“Yes,” he conceded; “my father and sister live here. And I have lived here all my life except for the four years in college, and the past two years in Florida.”

“College—to be sure,” the inquisitor agreed half absently. “What course, if I may ask?”

“Engineering.”

At this the bearded man exhibited a tiny fob charm made in the shape of a simple trestle bent and extended a hand individualized by the spatulate thumb and square-ended fingers of the artist-artisan.

“Shake!” he exclaimed, with something more than Middle-Western informality. “I happen to be one of the same breed. Now I am quite certain you won’t die here in—Middletown?—is that the name?—always making an exception in favor of the untoward accident, of course.”
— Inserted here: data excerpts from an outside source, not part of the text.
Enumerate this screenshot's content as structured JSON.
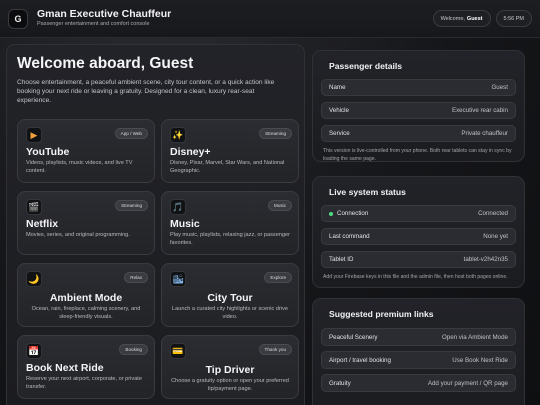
{
  "header": {
    "logo_letter": "G",
    "title": "Gman Executive Chauffeur",
    "subtitle": "Passenger entertainment and comfort console",
    "welcome_prefix": "Welcome,",
    "guest_name": "Guest",
    "time": "5:56 PM"
  },
  "main": {
    "title": "Welcome aboard, Guest",
    "description": "Choose entertainment, a peaceful ambient scene, city tour content, or a quick action like booking your next ride or leaving a gratuity. Designed for a clean, luxury rear-seat experience.",
    "tiles": [
      {
        "icon": "play-icon",
        "glyph": "▶",
        "glyph_color": "#f0a23a",
        "badge": "App / Web",
        "title": "YouTube",
        "desc": "Videos, playlists, music videos, and live TV content."
      },
      {
        "icon": "sparkles-icon",
        "glyph": "✨",
        "glyph_color": "#f5c542",
        "badge": "Streaming",
        "title": "Disney+",
        "desc": "Disney, Pixar, Marvel, Star Wars, and National Geographic."
      },
      {
        "icon": "clapperboard-icon",
        "glyph": "🎬",
        "glyph_color": "#e8e8ec",
        "badge": "Streaming",
        "title": "Netflix",
        "desc": "Movies, series, and original programming."
      },
      {
        "icon": "music-note-icon",
        "glyph": "🎵",
        "glyph_color": "#e8e8ec",
        "badge": "Music",
        "title": "Music",
        "desc": "Play music, playlists, relaxing jazz, or passenger favorites."
      },
      {
        "icon": "moon-icon",
        "glyph": "🌙",
        "glyph_color": "#f5c542",
        "badge": "Relax",
        "title": "Ambient Mode",
        "desc": "Ocean, rain, fireplace, calming scenery, and sleep-friendly visuals."
      },
      {
        "icon": "city-icon",
        "glyph": "🏙",
        "glyph_color": "#7fb3e6",
        "badge": "Explore",
        "title": "City Tour",
        "desc": "Launch a curated city highlights or scenic drive video."
      },
      {
        "icon": "calendar-icon",
        "glyph": "📅",
        "glyph_color": "#e55b4d",
        "badge": "Booking",
        "title": "Book Next Ride",
        "desc": "Reserve your next airport, corporate, or private transfer."
      },
      {
        "icon": "credit-card-icon",
        "glyph": "💳",
        "glyph_color": "#f5c542",
        "badge": "Thank you",
        "title": "Tip Driver",
        "desc": "Choose a gratuity option or open your preferred tip/payment page."
      }
    ]
  },
  "passenger": {
    "title": "Passenger details",
    "rows": [
      {
        "label": "Name",
        "value": "Guest"
      },
      {
        "label": "Vehicle",
        "value": "Executive rear cabin"
      },
      {
        "label": "Service",
        "value": "Private chauffeur"
      }
    ],
    "note": "This version is live-controlled from your phone. Both rear tablets can stay in sync by loading the same page."
  },
  "status": {
    "title": "Live system status",
    "rows": [
      {
        "label": "Connection",
        "value": "Connected"
      },
      {
        "label": "Last command",
        "value": "None yet"
      },
      {
        "label": "Tablet ID",
        "value": "tablet-v2h42n35"
      }
    ],
    "note": "Add your Firebase keys in this file and the admin file, then host both pages online.",
    "connected_color": "#4fdc7f"
  },
  "premium": {
    "title": "Suggested premium links",
    "rows": [
      {
        "label": "Peaceful Scenery",
        "value": "Open via Ambient Mode"
      },
      {
        "label": "Airport / travel booking",
        "value": "Use Book Next Ride"
      },
      {
        "label": "Gratuity",
        "value": "Add your payment / QR page"
      }
    ]
  }
}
“Middleboro,” David corrected. Then to the repetition of the prophecy: “You are probably right. I found that I had to leave home to get my first job. I have been on Government work in Florida—rivers and harbors.”

“Government work? A deep grave and a safe one. Would you mind telling me just why you chose to bury yourself in it?”

Vallory’s smile was still good-natured. For so young a man he was singularly free from the false dignity which so often is made to pass for the real.

“I don’t mind in the least. I did what most college men do; took the first reasonably decent thing that offered. It wasn’t at all what I wanted, but my own particular line was rather dull two years ago. I majored in railroad building.”

“Railroad building, eh? That’s my trade, too,” said the other. Then, with an overlooking glance that was too frankly a renewal of the appraisive summing-up to be mistaken for anything else: “You’ll go far, my young friend—if you’re not too good.”